The hazard of Deflagration to Detonation transition for hydrogen-mathane mixture in un-obstructed pipelines

The introduction of hydrogen into the gas distribution line can represent a great step toward carbon neutrality. Hydrogen's advantages have to be balanced against concerns about the safety of blended gas during transport, which under specific conditions can lead to the phenomenon of detonation. This step responsible to lead the mixture from deflagration to detonation is the main topic of the current study and it is better known as the deflagration-to-detonation transition (DDT). Over the years, many experiments have been performed to study the safety characteristics of hydrogen/methane mixtures along a pipeline and the properties of DDTs, but none of them has ever been conducted in an unobstructed circular steel tube with a diameter of 5 cm. For this reason, this configuration was chosen for the present work, aimed at detecting the exact probability of a DDT transition as a function of initial conditions such as absolute pressure and hydrogen and methane concentrations. The initial pressure was varied from 1.1 to 2 bar, while the fuel fraction was varied from 100% H2 to 100% CH4, always maintaining the equivalence ratio λ to 1. To this end, six photodiodes and six piezoelectric sensors were installed along the tube, and a high-voltage induction spark was used as the ignition source. It has been observed that the transition from deflagration to detonation occurs mainly around values of 80% hydrogen and that an increase in pressure leads to a lower hydrogen/methane ratio capable of detonating in unobstructed pipes.

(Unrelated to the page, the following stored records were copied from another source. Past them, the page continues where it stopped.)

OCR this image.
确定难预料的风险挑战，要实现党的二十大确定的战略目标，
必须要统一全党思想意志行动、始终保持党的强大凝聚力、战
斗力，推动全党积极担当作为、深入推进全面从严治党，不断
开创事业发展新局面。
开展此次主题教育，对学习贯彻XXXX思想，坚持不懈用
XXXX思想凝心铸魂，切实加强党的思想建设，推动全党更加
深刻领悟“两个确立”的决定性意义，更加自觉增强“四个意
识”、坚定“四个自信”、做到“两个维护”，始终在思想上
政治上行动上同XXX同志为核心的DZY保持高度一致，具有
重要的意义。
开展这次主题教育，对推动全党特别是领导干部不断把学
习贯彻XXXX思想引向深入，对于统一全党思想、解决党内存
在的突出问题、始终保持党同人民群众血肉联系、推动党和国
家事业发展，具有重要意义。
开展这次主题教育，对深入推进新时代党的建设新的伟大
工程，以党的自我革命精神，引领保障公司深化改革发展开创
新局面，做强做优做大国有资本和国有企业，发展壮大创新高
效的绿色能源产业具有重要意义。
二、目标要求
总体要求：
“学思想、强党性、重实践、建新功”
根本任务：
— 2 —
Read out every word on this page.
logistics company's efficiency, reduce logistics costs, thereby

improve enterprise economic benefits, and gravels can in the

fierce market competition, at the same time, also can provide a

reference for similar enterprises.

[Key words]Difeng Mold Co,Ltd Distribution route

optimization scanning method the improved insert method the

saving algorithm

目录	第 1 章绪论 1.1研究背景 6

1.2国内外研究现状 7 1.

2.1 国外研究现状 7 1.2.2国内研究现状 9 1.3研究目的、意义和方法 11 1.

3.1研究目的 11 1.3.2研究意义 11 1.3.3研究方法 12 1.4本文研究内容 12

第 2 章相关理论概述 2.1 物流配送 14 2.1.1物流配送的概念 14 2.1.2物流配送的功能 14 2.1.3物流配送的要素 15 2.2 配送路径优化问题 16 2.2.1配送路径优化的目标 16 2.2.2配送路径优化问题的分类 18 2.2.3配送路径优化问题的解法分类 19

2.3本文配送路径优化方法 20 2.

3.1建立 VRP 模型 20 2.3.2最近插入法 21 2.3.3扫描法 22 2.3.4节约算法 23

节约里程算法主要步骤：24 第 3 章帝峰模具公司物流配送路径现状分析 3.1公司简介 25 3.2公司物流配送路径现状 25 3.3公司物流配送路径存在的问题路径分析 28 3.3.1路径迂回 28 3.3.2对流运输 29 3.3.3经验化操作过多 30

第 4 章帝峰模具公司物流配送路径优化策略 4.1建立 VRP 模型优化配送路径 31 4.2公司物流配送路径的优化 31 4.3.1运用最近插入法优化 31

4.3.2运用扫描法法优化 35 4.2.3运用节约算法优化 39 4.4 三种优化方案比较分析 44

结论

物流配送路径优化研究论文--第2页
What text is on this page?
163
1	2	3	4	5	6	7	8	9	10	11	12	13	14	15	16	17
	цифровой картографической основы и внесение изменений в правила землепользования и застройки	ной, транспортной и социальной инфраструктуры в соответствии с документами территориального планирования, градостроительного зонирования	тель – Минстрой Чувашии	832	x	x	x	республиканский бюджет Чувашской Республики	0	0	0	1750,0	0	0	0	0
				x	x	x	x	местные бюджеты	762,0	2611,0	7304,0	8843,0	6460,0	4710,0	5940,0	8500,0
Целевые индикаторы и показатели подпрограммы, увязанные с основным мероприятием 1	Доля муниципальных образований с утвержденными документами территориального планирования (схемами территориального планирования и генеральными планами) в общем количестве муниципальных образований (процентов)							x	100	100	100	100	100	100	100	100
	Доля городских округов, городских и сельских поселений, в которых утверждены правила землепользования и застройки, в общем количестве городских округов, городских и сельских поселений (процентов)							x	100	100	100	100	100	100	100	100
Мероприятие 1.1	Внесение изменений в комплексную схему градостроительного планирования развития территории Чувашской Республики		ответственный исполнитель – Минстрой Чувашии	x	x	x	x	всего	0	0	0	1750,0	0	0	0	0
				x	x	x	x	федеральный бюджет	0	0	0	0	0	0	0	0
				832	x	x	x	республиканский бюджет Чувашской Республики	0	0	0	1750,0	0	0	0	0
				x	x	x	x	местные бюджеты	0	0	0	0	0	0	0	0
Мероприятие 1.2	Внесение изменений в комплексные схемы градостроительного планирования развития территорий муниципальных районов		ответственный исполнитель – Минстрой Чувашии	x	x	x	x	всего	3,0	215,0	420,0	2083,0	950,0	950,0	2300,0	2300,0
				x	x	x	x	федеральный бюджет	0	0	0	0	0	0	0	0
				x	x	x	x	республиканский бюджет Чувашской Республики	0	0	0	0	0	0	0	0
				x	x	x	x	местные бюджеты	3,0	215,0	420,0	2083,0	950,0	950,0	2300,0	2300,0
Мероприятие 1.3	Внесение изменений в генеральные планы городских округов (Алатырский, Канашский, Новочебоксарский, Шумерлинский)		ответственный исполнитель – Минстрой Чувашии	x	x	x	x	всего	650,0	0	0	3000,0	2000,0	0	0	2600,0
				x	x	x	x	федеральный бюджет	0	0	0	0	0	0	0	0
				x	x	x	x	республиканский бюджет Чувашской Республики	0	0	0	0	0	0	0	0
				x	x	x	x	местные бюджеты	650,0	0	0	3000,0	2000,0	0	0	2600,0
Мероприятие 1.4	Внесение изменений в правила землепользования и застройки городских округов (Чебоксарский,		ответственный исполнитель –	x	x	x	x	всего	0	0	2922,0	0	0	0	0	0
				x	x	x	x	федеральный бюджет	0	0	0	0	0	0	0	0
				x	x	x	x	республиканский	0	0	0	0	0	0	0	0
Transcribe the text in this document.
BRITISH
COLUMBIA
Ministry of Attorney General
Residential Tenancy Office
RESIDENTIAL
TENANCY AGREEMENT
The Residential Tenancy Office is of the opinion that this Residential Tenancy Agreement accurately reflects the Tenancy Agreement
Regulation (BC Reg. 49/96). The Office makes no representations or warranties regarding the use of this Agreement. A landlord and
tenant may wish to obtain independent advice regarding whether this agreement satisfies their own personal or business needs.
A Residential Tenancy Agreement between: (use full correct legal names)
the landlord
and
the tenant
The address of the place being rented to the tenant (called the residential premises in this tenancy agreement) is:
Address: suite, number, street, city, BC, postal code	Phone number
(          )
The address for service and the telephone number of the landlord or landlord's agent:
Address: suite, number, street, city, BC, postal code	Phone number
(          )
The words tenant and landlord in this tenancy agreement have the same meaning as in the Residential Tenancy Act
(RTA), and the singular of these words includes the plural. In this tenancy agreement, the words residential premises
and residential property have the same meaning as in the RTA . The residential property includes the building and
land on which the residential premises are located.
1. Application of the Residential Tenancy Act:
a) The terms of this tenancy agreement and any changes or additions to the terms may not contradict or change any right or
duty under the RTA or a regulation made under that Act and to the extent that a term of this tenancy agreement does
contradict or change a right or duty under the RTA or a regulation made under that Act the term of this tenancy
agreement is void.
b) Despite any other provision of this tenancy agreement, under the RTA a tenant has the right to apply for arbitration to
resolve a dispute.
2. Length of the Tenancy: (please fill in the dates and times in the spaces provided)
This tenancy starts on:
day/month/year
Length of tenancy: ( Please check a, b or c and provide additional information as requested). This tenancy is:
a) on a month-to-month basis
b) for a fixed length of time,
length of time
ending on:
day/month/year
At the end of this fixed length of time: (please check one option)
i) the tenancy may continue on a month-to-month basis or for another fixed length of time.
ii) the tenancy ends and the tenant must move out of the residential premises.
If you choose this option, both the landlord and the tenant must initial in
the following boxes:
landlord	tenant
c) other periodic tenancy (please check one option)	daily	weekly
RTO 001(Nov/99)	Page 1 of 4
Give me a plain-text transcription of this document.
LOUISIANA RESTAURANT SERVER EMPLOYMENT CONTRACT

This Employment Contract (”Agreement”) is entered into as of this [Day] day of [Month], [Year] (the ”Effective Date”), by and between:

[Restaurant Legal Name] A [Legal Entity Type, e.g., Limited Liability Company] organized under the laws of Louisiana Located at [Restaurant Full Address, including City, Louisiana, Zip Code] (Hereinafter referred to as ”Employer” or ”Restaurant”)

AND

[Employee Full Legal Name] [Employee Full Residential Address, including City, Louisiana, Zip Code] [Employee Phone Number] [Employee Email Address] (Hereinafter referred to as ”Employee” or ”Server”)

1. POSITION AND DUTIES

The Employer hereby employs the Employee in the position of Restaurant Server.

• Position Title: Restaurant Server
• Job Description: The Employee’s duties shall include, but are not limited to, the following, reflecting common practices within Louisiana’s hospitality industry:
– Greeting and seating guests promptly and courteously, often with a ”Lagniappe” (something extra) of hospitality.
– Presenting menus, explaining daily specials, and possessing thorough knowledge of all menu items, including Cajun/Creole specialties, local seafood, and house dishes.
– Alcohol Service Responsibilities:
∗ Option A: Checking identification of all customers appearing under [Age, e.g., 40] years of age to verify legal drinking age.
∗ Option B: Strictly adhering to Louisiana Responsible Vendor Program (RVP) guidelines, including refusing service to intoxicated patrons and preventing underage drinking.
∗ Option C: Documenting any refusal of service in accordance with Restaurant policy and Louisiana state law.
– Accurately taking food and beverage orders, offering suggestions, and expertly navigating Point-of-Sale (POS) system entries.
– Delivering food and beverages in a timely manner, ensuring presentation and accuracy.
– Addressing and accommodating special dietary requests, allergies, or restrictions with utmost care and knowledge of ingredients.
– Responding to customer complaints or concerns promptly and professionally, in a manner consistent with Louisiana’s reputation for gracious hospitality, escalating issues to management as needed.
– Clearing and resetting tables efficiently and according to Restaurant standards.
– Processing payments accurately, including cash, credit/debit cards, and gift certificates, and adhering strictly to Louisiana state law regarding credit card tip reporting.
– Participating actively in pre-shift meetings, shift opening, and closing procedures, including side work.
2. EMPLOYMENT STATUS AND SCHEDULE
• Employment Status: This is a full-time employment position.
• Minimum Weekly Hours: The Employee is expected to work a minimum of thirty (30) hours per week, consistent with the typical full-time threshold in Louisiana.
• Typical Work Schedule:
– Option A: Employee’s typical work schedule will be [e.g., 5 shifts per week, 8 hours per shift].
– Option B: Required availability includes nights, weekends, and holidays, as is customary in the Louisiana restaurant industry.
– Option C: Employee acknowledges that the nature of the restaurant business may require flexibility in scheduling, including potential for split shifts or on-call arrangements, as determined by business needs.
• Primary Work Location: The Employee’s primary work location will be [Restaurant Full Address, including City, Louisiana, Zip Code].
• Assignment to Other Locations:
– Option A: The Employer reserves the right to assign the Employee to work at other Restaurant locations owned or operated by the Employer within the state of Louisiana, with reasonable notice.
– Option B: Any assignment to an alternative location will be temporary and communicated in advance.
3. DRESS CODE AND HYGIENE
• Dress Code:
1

These and many other results are detailed in this work. The investigations in this work can be a starting point for various experiments to obtain experimental data on pipe diameters, initial pressures, runup distances, and hydrogen/methane fractions for safety measures and calculations of possible DDT. In this paper, an initial comparison is presented between experiments carried out in a closed tube and an open one, under the same initial conditions.